Он подмигнул сыну Барни, который сидел, также поджав ноги, рядом с ним на полу. («Барни? — спросил тогда папаша Фискетти. — Это что еще за имя такое, Барни?» Но в свидетельстве о крещении он был записан как Бартоломео Гаэтано Фискетти, Гаэтано — в честь деда. Фискетти надеялся, что со временем сын придумает какое-нибудь удачное имя, сокращенное от Бартоломео, ведь он свое переиначил. Его-то окрестили Бенедетто, но с первого курса в Вест-Пойнте он стал Беном.)
— Все готово, малыш? — спросил Фискетти у Барни.
— Все готово, папа.
Фискетти подвел провода от трансформатора к краю миниатюрного автотрека. Он осторожно установил свою машинку модели «Шелби Джи-Ти-350» размером не больше спичечного коробка.
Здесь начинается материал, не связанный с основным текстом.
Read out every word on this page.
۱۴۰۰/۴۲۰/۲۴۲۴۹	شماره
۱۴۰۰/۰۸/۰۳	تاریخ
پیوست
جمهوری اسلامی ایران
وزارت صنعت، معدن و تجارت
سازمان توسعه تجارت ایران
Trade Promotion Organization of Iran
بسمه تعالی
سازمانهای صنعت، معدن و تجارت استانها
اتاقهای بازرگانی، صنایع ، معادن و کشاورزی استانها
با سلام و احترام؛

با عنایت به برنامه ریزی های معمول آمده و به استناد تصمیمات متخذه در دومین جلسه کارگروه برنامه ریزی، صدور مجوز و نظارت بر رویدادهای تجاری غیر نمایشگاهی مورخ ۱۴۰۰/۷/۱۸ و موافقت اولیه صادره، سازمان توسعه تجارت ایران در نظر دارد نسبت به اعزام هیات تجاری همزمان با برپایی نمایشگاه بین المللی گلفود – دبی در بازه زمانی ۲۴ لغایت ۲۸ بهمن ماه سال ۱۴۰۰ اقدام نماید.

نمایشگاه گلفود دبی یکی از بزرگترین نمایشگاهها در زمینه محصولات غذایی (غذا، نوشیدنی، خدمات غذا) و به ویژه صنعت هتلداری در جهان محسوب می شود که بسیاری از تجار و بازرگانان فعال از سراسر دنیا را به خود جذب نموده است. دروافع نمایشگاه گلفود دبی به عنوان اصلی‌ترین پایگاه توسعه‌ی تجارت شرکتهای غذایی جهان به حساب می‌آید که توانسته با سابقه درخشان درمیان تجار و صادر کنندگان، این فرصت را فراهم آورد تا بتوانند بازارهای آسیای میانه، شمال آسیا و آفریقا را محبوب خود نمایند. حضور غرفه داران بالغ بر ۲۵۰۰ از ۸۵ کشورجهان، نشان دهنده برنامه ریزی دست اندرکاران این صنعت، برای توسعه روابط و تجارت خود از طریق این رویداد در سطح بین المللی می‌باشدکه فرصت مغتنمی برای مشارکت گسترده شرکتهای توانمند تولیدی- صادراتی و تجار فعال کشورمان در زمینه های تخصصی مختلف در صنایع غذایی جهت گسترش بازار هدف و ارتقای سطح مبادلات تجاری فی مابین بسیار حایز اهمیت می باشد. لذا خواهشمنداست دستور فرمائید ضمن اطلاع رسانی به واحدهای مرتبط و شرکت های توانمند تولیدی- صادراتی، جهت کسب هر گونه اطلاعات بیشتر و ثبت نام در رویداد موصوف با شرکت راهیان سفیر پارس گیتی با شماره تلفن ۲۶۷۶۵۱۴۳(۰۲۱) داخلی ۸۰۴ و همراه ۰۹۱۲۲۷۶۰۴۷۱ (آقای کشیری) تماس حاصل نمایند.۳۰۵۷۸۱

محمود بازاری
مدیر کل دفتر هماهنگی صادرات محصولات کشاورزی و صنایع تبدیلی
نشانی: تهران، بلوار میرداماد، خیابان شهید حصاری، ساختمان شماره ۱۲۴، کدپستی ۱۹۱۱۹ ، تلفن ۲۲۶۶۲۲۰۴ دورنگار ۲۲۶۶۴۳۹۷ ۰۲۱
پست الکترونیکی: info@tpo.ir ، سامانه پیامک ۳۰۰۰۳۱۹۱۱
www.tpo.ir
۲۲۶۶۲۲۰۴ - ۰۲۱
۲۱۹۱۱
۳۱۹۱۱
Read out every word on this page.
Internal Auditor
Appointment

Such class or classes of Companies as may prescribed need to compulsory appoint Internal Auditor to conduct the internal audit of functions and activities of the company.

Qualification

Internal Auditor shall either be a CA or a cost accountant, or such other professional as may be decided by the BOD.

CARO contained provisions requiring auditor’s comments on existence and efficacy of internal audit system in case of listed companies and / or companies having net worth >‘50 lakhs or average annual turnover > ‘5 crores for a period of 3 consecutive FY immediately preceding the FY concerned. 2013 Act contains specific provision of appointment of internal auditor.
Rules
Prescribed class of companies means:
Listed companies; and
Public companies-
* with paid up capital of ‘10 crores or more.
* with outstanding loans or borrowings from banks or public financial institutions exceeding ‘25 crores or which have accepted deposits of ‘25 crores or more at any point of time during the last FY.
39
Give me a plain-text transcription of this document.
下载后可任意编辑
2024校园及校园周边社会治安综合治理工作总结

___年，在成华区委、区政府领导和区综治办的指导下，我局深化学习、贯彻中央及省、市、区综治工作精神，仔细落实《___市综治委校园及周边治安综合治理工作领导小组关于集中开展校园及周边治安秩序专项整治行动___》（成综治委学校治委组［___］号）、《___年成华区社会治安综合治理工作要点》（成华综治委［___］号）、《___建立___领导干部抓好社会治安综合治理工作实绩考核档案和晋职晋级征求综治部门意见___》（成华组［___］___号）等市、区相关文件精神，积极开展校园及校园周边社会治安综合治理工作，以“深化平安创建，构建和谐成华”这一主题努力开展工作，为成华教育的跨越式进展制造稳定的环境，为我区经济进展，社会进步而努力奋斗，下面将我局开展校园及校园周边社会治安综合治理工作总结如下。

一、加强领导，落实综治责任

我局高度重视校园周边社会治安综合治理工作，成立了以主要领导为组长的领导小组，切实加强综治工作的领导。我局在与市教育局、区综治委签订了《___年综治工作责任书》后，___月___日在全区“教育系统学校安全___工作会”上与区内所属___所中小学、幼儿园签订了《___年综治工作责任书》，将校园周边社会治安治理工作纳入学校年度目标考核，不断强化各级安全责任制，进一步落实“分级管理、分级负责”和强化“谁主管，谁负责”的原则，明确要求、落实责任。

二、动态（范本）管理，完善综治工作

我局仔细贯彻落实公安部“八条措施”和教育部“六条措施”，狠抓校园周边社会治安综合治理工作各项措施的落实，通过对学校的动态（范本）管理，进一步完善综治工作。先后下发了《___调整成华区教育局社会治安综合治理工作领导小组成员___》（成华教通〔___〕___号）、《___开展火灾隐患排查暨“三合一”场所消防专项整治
Крошечная проволочная щетка под носовой частью машинки сквозь отверстие в треке подключилась к проводам, спрятанным под площадкой автотрека.
— Какую машинку выбираешь, Барни, «ягуар»?
Для семилетнего ребенка у Барни были очень ловкие пальцы. Он подключил изящный, длинный «ягуар Экс-Кей-И» к электросети, схватил пульт управления, и машинка помчалась вперед, лихо беря повороты и летя стрелой по прямой части трассы.
— Нечестно, — сказал Фискетти. Он включил полный газ «шелби» и отправил ее вдогонку «ягуару».
Обе машинки носились по кругу минут пятнадцать, то и дело обгоняя друг друга. Наконец, когда машинка Барни вырвалась вперед, Фискетти крикнул: «Последний круг!» Два крошечных автомобиля пронеслись еще раз по кругу. Фискетти незаметно сбросил скорость на своем пульте, совсем на немного. Барни любил выигрывать, но он угадывал, что ему поддались.
Бен Фискетти задумался, правильно ли он поступил, поддавшись сыну. Его отец ни разу в жизни не проиграл умышленно в карты или в «boccie»[1] своему сыну. Фискетти очень хорошо помнил, как радовался его отец, когда его сынишка Бен выиграл у него в первый раз. Он проигрывал ему почти до семнадцати лет, прежде чем научиться хорошо играть и выигрывать у папаши, вспоминал Бен теперь. И это событие было потрясающим — ведь его пришлось ждать так долго!
Фискетти выпрямился и оглядел гостиную. Яркое мартовское солнце затопило комнату бледно-желтым светом, заставив ковер цвета этрусских ваз загореться огнем, а мебельную обивку цвета сомон вспыхнуть ярким апельсином.
В типичном вкусе итальяшек, подумал Фискетти, — цвета сомон и терракоты. На минуту он задумался, почему Розали не пошла до конца и не оклеила стены обоями ярко-зеленого цвета.
Он тут же почувствовал раскаяние, хотя знал, что не сам выбрал Розали, не совсем так. Это дядя Винченцо выбрал ее для Бена. Розали и Селия были его единственными детьми, поздними, от второй жены. И то, что он отдал свое чадо юноше, было равносильно пожалованию его в рыцари. И плевать было дяде на всю эту чушь о кровосмешении и сплетни, что он инородцев на дух не переносит, как все макароне.